By Sean Blenkinsop
(For context, see my previous post.)
So here again is Klafki’s question #1:
a) What wider or general sense or reality do these contents exemplify and open up to the learner? What basic phenomenon or fundamental principle, what law, criterion, problem, method, technique, or attitude can be grasped by dealing with these contents as ‘examples?
Klafki really liked the idea of bringing the particular and the general into conversation with each other. In this question he is trying to bring the particular of any specific lesson—be it how to do long division, conjugate a verb, or kick a soccer/football—into the frame of the general. And here is where his question intersects with the aims of the educator. For there is the general of the subject (thinking like a mathematician, working with language in richly literate ways, understanding the art of sport) but there is another kind of general going on here for Klafki and that what all this education stuff is for, beyond subject matter ability. This where we get into ideas of the citizen, the free human, or responses to issues of injustice built into the culture. Aims upon aims.
For Klafki the teacher should be thinking at these multiple levels, and those diverse kinds of aims should actually influence the pedagogical decisions being made and the content being chosen. Now admittedly it can be hard to see verb conjugation as part of world changing. And yet intriguingly it can be, especially when it is part of a whole larger project of educating.
But how does one go about ecologizing this? Good question… although in some ways this question needs the least work ’cause it has a flexibility built into it; the aims (particularly the cultural change ones) can change. (Although I should note that there are some interesting things to be done within subject matter silos as well—think about the critique of the scientistic orientation to the world by many environmental theorists and you will see what I mean.) But back to the other potentially more ecological aims. We could start with something like eco-citizenship, or preparing students to live in an eco-democracy that includes newts, skunk cabbage, and hummingbirds as having rights and a voice that must be considered. Or maybe we could bite off just a piece like seeking to respond to alienation; it could really change pedagogy if we placed relationship at its heart, or a desire to be less anthropocentric, say by taking the idea of nature as co-teacher seriously. This might even require lessons to be co-planned in place with particular beings, spending much more time as a whole class in the presence of the natural world, leaving space for learners to encounter the more-than-human on their own and in their own ways, and actively positioning the natural world as equal in an educational sense. This then not only decentres the human but very much changes the position of the human teacher in the learning project and maybe makes things more ecologically and socially just.

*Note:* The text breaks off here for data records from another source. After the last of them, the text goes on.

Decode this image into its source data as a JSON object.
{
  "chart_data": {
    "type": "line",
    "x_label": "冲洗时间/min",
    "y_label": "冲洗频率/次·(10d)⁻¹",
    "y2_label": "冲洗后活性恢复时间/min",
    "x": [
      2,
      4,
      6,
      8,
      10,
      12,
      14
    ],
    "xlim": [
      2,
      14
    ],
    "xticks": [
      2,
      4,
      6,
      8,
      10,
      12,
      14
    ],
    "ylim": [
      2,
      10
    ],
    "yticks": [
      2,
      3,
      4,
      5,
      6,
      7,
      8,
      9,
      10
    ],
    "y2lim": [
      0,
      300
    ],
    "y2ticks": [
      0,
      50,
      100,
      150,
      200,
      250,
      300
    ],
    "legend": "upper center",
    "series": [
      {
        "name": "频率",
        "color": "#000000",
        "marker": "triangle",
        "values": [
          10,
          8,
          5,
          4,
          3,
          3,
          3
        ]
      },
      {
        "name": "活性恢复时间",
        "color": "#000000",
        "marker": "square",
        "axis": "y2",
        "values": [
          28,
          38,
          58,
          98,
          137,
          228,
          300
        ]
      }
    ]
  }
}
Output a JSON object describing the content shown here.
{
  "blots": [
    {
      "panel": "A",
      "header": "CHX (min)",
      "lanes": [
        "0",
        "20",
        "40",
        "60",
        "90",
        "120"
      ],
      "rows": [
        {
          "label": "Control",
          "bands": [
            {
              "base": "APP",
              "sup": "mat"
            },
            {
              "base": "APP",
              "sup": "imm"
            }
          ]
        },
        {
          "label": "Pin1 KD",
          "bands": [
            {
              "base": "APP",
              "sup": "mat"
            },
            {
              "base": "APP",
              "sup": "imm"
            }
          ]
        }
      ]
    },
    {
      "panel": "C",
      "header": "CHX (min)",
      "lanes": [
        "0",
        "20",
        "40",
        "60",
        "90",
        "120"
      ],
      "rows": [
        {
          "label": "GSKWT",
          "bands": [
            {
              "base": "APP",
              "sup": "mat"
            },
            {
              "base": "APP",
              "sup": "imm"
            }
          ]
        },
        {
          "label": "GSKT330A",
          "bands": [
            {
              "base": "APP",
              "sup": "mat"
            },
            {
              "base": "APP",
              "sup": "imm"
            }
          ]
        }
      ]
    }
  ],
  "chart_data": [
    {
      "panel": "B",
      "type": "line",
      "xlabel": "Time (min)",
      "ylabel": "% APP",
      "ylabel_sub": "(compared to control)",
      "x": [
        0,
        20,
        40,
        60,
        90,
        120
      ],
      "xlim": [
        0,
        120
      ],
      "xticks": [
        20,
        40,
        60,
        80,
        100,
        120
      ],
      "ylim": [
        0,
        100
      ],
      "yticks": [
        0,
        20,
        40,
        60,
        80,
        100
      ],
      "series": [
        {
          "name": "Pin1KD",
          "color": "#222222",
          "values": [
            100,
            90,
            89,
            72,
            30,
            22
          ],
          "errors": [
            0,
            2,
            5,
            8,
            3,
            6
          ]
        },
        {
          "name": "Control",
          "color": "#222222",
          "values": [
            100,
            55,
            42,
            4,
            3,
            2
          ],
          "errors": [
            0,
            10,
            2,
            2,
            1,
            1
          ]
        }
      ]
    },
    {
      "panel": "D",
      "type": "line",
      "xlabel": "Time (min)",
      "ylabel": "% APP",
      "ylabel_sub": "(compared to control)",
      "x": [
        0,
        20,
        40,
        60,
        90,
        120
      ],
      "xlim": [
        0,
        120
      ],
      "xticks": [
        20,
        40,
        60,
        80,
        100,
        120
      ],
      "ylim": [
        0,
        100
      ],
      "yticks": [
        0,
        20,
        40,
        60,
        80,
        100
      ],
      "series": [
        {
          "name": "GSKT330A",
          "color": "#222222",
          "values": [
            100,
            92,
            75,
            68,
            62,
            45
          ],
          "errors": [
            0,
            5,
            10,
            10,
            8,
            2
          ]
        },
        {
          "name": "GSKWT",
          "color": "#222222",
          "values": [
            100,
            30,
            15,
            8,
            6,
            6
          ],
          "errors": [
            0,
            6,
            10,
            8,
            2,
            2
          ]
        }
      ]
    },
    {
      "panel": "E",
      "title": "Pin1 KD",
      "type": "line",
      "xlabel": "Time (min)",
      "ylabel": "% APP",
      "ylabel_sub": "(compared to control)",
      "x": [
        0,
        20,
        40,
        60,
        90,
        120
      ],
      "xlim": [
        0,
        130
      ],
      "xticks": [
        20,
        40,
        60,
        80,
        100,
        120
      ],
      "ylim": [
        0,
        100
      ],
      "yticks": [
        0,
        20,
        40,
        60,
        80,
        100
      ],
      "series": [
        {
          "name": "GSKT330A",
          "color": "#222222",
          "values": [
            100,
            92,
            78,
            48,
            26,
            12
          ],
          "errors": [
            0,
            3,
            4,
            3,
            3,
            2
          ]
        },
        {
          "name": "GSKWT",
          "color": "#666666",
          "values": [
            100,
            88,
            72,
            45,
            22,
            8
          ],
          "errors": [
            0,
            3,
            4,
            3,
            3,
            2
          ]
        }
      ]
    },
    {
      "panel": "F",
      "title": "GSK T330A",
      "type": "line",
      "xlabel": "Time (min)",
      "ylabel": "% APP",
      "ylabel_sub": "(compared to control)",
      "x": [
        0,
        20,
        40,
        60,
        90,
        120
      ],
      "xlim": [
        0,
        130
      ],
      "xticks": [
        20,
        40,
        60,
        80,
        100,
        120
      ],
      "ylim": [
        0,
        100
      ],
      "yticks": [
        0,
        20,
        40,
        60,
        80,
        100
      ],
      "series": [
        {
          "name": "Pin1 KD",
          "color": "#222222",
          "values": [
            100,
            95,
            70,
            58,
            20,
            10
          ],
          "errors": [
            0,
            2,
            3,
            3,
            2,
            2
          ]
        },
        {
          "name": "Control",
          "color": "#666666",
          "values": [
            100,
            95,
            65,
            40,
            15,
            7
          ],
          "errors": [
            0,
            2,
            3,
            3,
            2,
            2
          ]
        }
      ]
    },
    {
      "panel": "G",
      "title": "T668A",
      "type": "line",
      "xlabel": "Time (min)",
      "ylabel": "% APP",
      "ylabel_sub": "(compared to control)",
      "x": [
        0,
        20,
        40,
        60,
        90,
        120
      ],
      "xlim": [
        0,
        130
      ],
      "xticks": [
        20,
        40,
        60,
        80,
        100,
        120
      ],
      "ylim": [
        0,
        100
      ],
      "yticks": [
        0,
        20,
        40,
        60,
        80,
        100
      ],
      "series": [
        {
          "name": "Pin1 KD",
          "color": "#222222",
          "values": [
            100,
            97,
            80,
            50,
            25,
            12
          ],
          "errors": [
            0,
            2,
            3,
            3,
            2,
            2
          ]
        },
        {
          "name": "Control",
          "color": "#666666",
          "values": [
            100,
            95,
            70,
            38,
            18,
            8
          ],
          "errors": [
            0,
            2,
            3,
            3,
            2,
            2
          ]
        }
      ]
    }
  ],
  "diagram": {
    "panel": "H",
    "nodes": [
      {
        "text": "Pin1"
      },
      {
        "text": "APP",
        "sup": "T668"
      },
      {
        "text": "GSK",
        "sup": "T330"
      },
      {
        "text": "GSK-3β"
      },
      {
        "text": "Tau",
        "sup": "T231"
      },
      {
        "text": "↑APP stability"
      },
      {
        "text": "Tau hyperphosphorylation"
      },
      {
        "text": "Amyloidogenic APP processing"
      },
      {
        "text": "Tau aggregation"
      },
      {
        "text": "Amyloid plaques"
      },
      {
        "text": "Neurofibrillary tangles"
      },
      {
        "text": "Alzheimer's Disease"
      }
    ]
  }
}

OK, so that is a first shot at trying to ecologize Klafki’s question number one. But I have something more to say about aims and it came to me today as I was walking, here on day 4 of the Fisherman’s Way in southern Portugal. I should mention that I am currently writing this in the giant bathroom of a camping park ’cause that is where the power outlets are. But the counter is perfect even if there are mirrors everywhere and the other campers are a little surprised.
So, I think there are more ecological and less ecological ways to think about the very idea of aims. This morning we awoke, packed the tent, and headed down the trail with a distant-ish goal of getting to the next town 23 kms away for dinner and bed. There is a really well marked trail to get us there, but throughout the day there is a flexibility to it all. The trail braids and you pick one track over another, you lose sight of the markers and then choose to blunder on, turn back, or even go off road for a while hoping for the best. Thus, what happens is that the distant aim is actually the loose frame for all the little decisions, but even these little ones have their own aims—get to lunch, re-find the trail, stop to hang with the sticky acacias that smell like lemons (yes I know, crazy cool!). And the great thing about hiking vs say ripping down the interstate in your car is that these small options, tiny aims and surprises along the way are actually available. They make themselves known to you and there is the time and space to respond and still get to that night’s camp.
My point here is that I think that a more ecologically and socially just education of the kind we might be “aiming” for here can better happen at walking speed. It requires a kind of intellectually nomadic pace rather than the breakneck speed that education often runs at today. Clinging to a particular aim no matter the cost, not noticing the wee aims and possibilities along the way, is part of the problematic cultural mindset that we are pushing against. And I figure that this is the kind of consideration teachers are going to have to give to conjugating verbs if they are seriously going to pick up Klafki’s first question.